By Lana Michelin – Red Deer Advocate
Published: May 15, 2012 8:46 AM
People in 12 Canadian cities can soon see a powerful play about human trafficking written by Red Deer playwright Andrew Kooman.
She has A Name opened to positive reviews and sold-out houses in Calgary and Red Deer in February 2011 and is now being prepped for a cross-country tour that starts on May 23 in Lethbridge.
The drama about an abducted young woman who is forced into the sex trade in Bangkok, Thailand, is also slated to run in Saskatoon, Ottawa, Montreal, Halifax, Winnipeg, Calgary, Victoria, Vancouver, Kelowna and Edmonton, before ending with Oct. 2 to 6 performances at the Scott Block in downtown Red Deer.

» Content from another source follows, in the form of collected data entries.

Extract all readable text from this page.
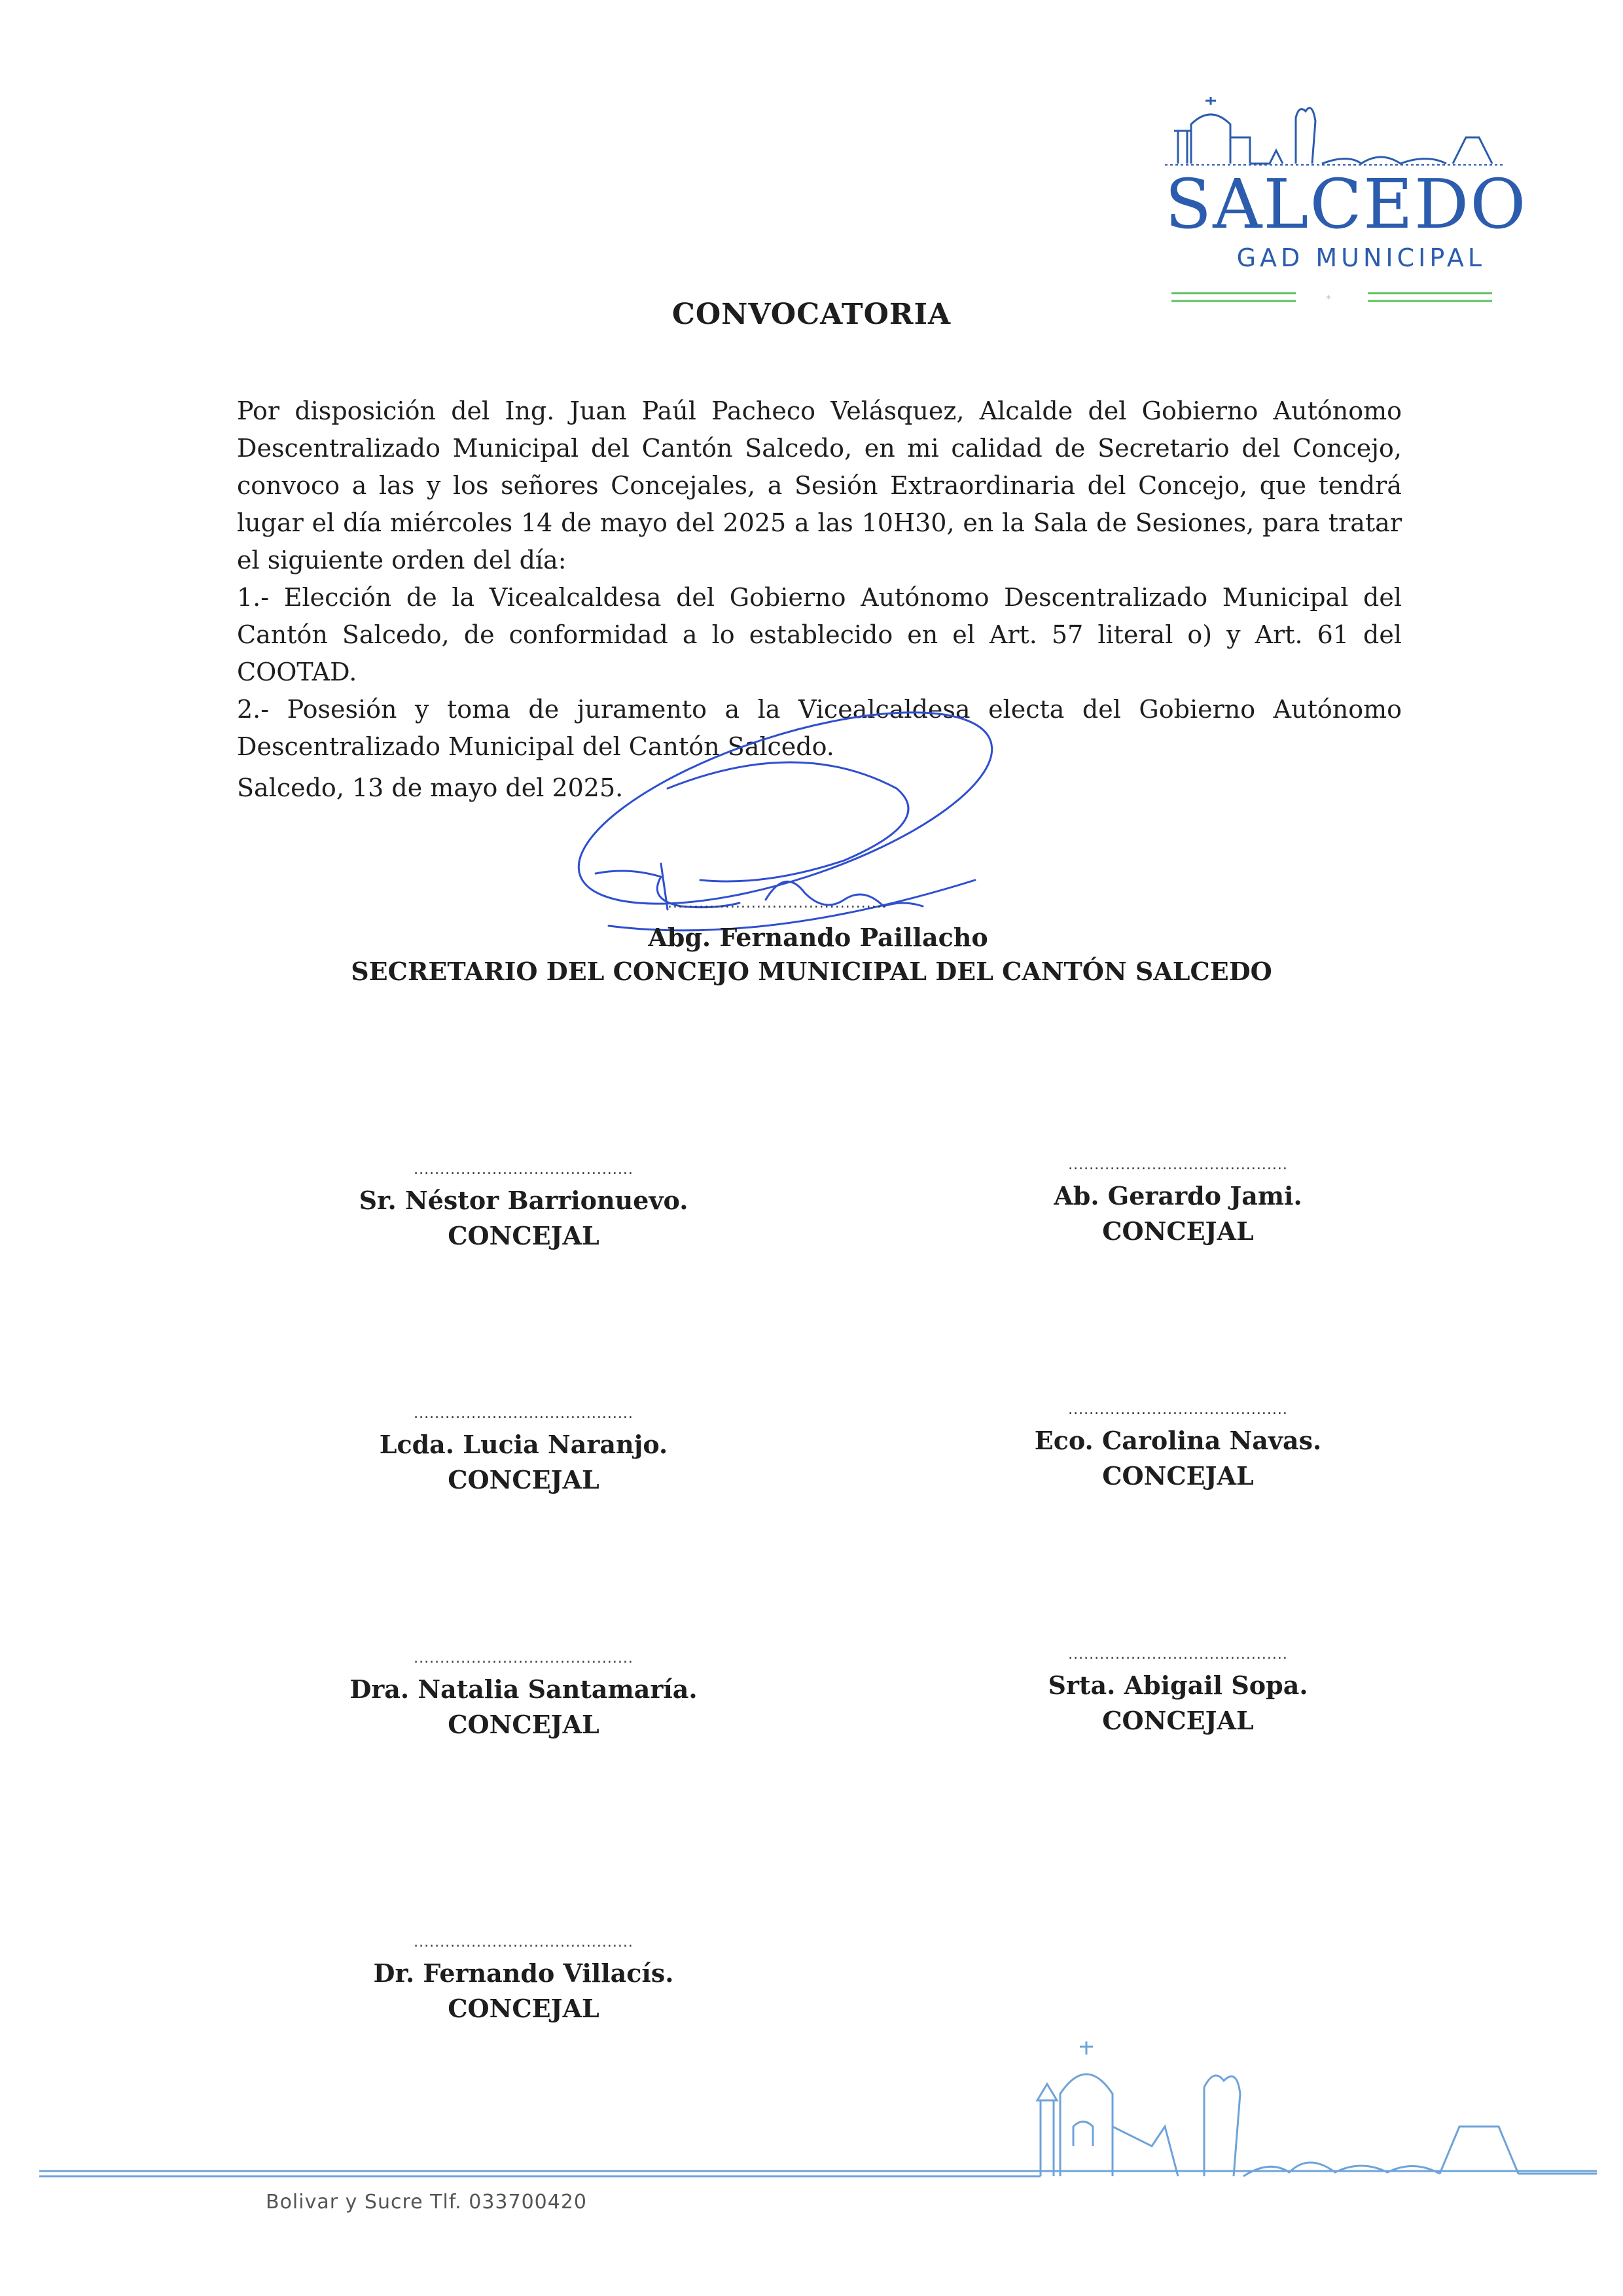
SALCEDO
GAD MUNICIPAL
*
CONVOCATORIA

Por disposición del Ing. Juan Paúl Pacheco Velásquez, Alcalde del Gobierno Autónomo Descentralizado Municipal del Cantón Salcedo, en mi calidad de Secretario del Concejo, convoco a las y los señores Concejales, a Sesión Extraordinaria del Concejo, que tendrá lugar el día miércoles 14 de mayo del 2025 a las 10H30, en la Sala de Sesiones, para tratar el siguiente orden del día:

1.- Elección de la Vicealcaldesa del Gobierno Autónomo Descentralizado Municipal del Cantón Salcedo, de conformidad a lo establecido en el Art. 57 literal o) y Art. 61 del COOTAD.

2.- Posesión y toma de juramento a la Vicealcaldesa electa del Gobierno Autónomo Descentralizado Municipal del Cantón Salcedo.

Salcedo, 13 de mayo del 2025.
..........................................
Abg. Fernando Paillacho
SECRETARIO DEL CONCEJO MUNICIPAL DEL CANTÓN SALCEDO
..........................................
Sr. Néstor Barrionuevo.
CONCEJAL
..........................................
Ab. Gerardo Jami.
CONCEJAL
..........................................
Lcda. Lucia Naranjo.
CONCEJAL
..........................................
Eco. Carolina Navas.
CONCEJAL
..........................................
Dra. Natalia Santamaría.
CONCEJAL
..........................................
Srta. Abigail Sopa.
CONCEJAL
..........................................
Dr. Fernando Villacís.
CONCEJAL
Bolivar y Sucre Tlf. 033700420
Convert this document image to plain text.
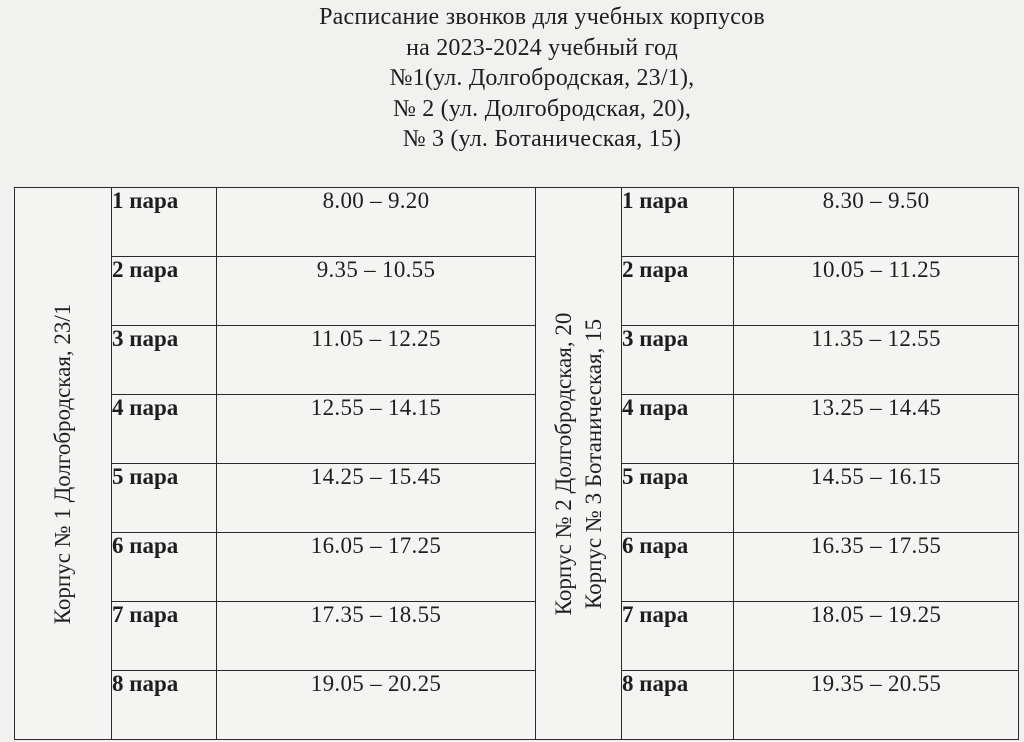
Расписание звонков для учебных корпусов
на 2023-2024 учебный год
№1(ул. Долгобродская, 23/1),
№ 2 (ул. Долгобродская, 20),
№ 3 (ул. Ботаническая, 15)
Корпус № 1 Долгобродская, 23/1	1 пара	8.00 – 9.20	Корпус № 2 Долгобродская, 20 Корпус № 3 Ботаническая, 15	1 пара	8.30 – 9.50
	2 пара	9.35 – 10.55		2 пара	10.05 – 11.25
	3 пара	11.05 – 12.25		3 пара	11.35 – 12.55
	4 пара	12.55 – 14.15		4 пара	13.25 – 14.45
	5 пара	14.25 – 15.45		5 пара	14.55 – 16.15
	6 пара	16.05 – 17.25		6 пара	16.35 – 17.55
	7 пара	17.35 – 18.55		7 пара	18.05 – 19.25
	8 пара	19.05 – 20.25		8 пара	19.35 – 20.55
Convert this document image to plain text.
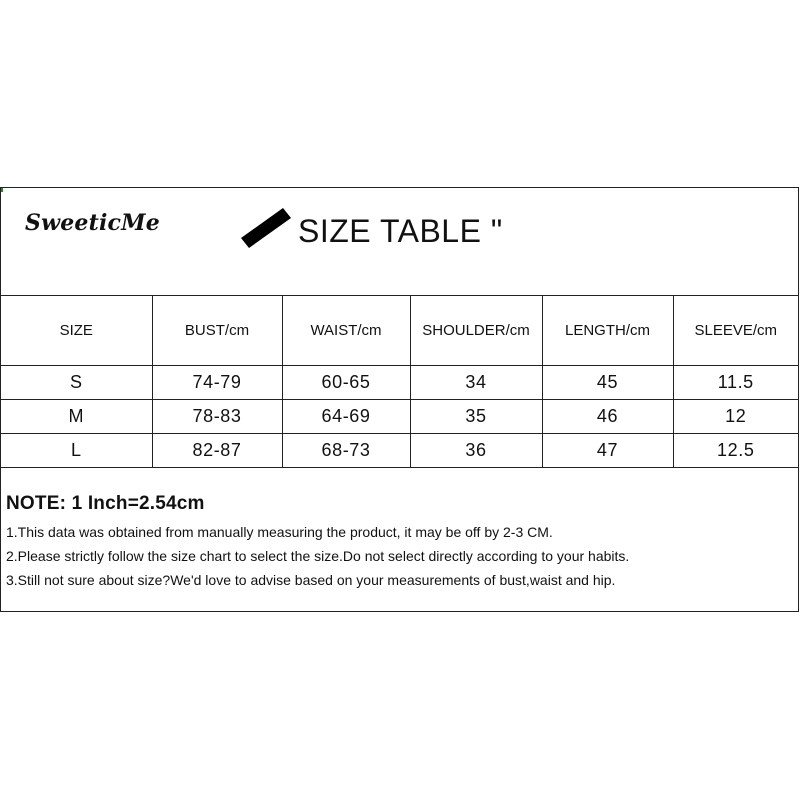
SweeticMe	SIZE TABLE "
SIZE	BUST/cm	WAIST/cm	SHOULDER/cm	LENGTH/cm	SLEEVE/cm
S	74-79	60-65	34	45	11.5
M	78-83	64-69	35	46	12
L	82-87	68-73	36	47	12.5
NOTE: 1 Inch=2.54cm
1.This data was obtained from manually measuring the product, it may be off by 2-3 CM.
2.Please strictly follow the size chart to select the size.Do not select directly according to your habits.
3.Still not sure about size?We'd love to advise based on your measurements of bust,waist and hip.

Audience reaction was so positive after the initial run that Kooman said a tour was organized to allow more people to see it. “We sold out every show and at some we were turning away 20 to 30 people at the door, so we thought, something is happening here . . . we’ve got to bring this to more communities.”
The cross-Canada tour, made possible after nearly $100,000 was raised from business sponsors, church groups and private donors, is exciting and is “definitely going to be an adventure,” predicted Kooman, who’s planning panel discussions involving experts on human trafficking.
He will participate in an Ottawa panel with Kildonan-St. Paul MP Joy Smith, who presented a private member’s bill that was unanimously passed by the House of Commons in 2007. It called on Parliament to condemn the trafficking of women and children across international borders for the purposes of sexual exploitation and to adopt a comprehensive strategy to combat human trafficking worldwide.
Kooman was volunteering overseas with a non-profit agency when he attended a conference of sex trafficking that deeply shocked him.
“It caught me by surprise that five-year-olds were forced to service johns up to 20 times a day. . . . It really rattled me, and I had to either do something about it or I had to turn the other way.”
Kooman said he chose to write a play to draw more public awareness. But the drama that’s headed out on tour is significantly different than the one that premiered in Alberta last year.
The play still concerns a Western human rights lawyer named Jason, who tries to save a teenage girl held captive in a Bangkok bordello by getting her to testify against her abductors. The teenager, who is forced to service clients, has lost everything — her freedom, family, home — and even her name. Known only as No. 18, she initially doubts and then desperately wants to believe Jason’s promises of rescue.
The action is narrated, or “haunted” by four voices — the spirits of female victims who did not survive the sex trade. The voices obsess Jason’s dreams and consume the mind of No. 18.
Kooman said he made changes, particularly to the exchanges between Jason and his employer, saying, “scenes with his boss are more dynamic and exciting.”
But he believes She Has A Name retains the emotional quality that resonated with audiences. Despite harrowing subject matter, the play is “palatable,” in that it shocks, without being so disturbing that no one wants to recommend it to others.
“It brings you to the edge without pushing you over,” added the playwright, who had to walk a fine line in what he could depict on stage.
The lead roles will be played by Vancouver actors Evelyn Chew and Carl Kennedy, and the play will be directed by Calgary’s Stephen Waldschmidt.
Audience members who want to take personal action will be directed to the websites of several non-profit organizations through the playbill. One of them will be Kooman’s group, Raise Their Voice, which recently partnered with Lacombe charity A Better World to offer programs to help former sex workers in Thailand find a new life.